Dec. 23rd, 2004 07:20 pm (UTC)
it was too warm (high 50s) to waste the days sitting in here trying to write. But now it's nasty again.

Mmmmm....50s! Envyenvyenvy..... I think we had a 40 on Tuesday, and now get a string of negative numbers, which is usually what happens in January toward the end.

RE: Fernbank Small would be good. I can spend a whole day in the botanical gardens and still feel that I didn't do it justice. Small would be easier to feel like I'd seen it properly.

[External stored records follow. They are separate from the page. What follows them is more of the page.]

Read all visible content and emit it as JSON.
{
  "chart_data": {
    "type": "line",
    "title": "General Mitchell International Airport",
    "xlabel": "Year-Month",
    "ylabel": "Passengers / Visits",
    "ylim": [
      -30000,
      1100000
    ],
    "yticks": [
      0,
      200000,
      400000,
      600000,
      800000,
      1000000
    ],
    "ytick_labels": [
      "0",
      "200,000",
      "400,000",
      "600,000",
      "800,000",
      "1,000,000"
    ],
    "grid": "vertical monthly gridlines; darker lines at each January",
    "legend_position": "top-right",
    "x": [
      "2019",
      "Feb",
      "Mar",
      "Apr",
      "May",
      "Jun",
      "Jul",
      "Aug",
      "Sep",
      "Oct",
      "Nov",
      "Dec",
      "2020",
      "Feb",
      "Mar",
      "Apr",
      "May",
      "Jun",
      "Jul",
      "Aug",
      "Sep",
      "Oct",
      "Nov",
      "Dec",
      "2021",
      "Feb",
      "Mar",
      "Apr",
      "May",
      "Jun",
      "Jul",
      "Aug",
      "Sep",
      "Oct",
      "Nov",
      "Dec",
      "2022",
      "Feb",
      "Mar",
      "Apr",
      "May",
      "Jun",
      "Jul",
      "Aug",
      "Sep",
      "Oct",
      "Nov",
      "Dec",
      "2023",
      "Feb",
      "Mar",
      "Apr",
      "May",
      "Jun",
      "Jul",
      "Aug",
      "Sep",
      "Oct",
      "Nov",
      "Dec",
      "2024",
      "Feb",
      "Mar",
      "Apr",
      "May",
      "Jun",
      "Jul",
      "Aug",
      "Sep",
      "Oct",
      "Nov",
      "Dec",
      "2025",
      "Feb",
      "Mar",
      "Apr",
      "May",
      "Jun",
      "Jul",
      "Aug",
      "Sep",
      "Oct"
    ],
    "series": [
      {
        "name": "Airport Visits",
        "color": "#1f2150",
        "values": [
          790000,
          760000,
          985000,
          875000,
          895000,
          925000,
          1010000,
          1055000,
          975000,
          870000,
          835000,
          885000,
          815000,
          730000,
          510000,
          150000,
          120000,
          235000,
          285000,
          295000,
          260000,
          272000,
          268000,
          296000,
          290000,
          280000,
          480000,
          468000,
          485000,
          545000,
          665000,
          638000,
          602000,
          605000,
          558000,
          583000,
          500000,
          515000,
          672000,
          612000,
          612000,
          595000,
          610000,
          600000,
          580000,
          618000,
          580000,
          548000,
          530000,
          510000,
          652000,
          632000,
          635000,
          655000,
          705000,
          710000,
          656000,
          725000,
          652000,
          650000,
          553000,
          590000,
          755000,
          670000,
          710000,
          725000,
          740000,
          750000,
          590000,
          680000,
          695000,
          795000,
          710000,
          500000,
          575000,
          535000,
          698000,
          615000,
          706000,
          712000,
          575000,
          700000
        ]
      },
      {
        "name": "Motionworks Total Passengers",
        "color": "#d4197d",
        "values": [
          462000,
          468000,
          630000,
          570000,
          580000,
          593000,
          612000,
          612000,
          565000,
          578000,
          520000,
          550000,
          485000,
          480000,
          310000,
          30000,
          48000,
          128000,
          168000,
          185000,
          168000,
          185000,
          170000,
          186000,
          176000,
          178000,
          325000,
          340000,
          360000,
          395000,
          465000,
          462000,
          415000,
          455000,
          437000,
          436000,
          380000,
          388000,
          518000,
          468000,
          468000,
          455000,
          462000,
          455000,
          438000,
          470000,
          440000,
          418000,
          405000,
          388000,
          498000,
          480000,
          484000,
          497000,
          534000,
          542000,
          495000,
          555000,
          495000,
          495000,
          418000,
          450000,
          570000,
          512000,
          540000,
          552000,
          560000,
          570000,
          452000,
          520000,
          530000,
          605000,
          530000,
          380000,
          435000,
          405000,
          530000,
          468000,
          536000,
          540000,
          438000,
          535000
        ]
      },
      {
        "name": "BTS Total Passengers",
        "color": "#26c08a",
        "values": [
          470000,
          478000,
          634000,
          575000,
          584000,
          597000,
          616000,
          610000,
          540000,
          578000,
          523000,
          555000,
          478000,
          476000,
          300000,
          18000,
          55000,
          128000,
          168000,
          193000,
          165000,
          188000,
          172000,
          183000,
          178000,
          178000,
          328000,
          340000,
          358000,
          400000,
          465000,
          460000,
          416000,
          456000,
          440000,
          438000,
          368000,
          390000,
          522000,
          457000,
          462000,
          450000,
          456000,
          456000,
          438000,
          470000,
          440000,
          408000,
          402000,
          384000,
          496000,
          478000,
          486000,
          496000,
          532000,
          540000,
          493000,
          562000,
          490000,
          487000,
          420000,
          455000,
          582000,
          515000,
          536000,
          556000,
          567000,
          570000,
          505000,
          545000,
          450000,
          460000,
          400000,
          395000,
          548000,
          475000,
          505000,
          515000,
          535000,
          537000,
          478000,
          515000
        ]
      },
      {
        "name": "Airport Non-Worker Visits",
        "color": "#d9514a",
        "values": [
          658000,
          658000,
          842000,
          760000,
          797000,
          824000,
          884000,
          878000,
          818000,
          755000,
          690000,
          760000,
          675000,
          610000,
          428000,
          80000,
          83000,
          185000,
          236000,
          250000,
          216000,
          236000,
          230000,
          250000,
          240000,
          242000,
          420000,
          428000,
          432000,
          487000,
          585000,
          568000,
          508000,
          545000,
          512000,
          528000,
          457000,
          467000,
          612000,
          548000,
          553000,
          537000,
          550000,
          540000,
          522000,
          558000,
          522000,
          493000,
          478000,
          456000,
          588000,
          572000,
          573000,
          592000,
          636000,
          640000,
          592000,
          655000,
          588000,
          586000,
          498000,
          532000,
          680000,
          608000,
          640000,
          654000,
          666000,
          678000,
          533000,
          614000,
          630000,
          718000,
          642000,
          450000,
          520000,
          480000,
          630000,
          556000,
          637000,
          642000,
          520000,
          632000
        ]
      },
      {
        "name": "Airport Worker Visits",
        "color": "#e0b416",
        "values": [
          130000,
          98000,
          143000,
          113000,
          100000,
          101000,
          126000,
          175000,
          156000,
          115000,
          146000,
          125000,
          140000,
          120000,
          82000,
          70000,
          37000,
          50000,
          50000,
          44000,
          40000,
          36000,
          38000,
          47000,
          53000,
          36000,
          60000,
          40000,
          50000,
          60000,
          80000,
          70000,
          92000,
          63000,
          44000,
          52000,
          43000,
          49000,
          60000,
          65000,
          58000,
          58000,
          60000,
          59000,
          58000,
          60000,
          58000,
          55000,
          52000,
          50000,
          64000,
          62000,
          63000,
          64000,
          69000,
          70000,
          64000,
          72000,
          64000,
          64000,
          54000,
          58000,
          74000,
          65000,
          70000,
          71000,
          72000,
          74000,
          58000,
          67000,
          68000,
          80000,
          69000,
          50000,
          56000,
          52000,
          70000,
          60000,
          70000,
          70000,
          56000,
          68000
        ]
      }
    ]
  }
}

Maybe you were dreaming about Neil because he was trapped down your way yesterday. With you doing the storyboards, I'm picturing Monster Doodles coming to life somewhere in that version of LOTR.
Dec. 23rd, 2004 08:49 pm (UTC)
I love your dream. I can picture a staff with a head intertiwned like tree branches, but it would be a cipher. If it were turned a certain way in the moonlight, the shadow it cast would be a rune to open a door with, maybe.

Dec. 24th, 2004 03:46 am (UTC)
My copy of The Dry Salvages arrived today and I just finished it.

Wow. Just wow. It is horrible and beautiful the way sf should be, but so rarely is. I'm going to go cry now.

Thank you.
Dec. 24th, 2004 03:10 pm (UTC)
Thank you.

No, thank you. I'm very pleased that you liked it!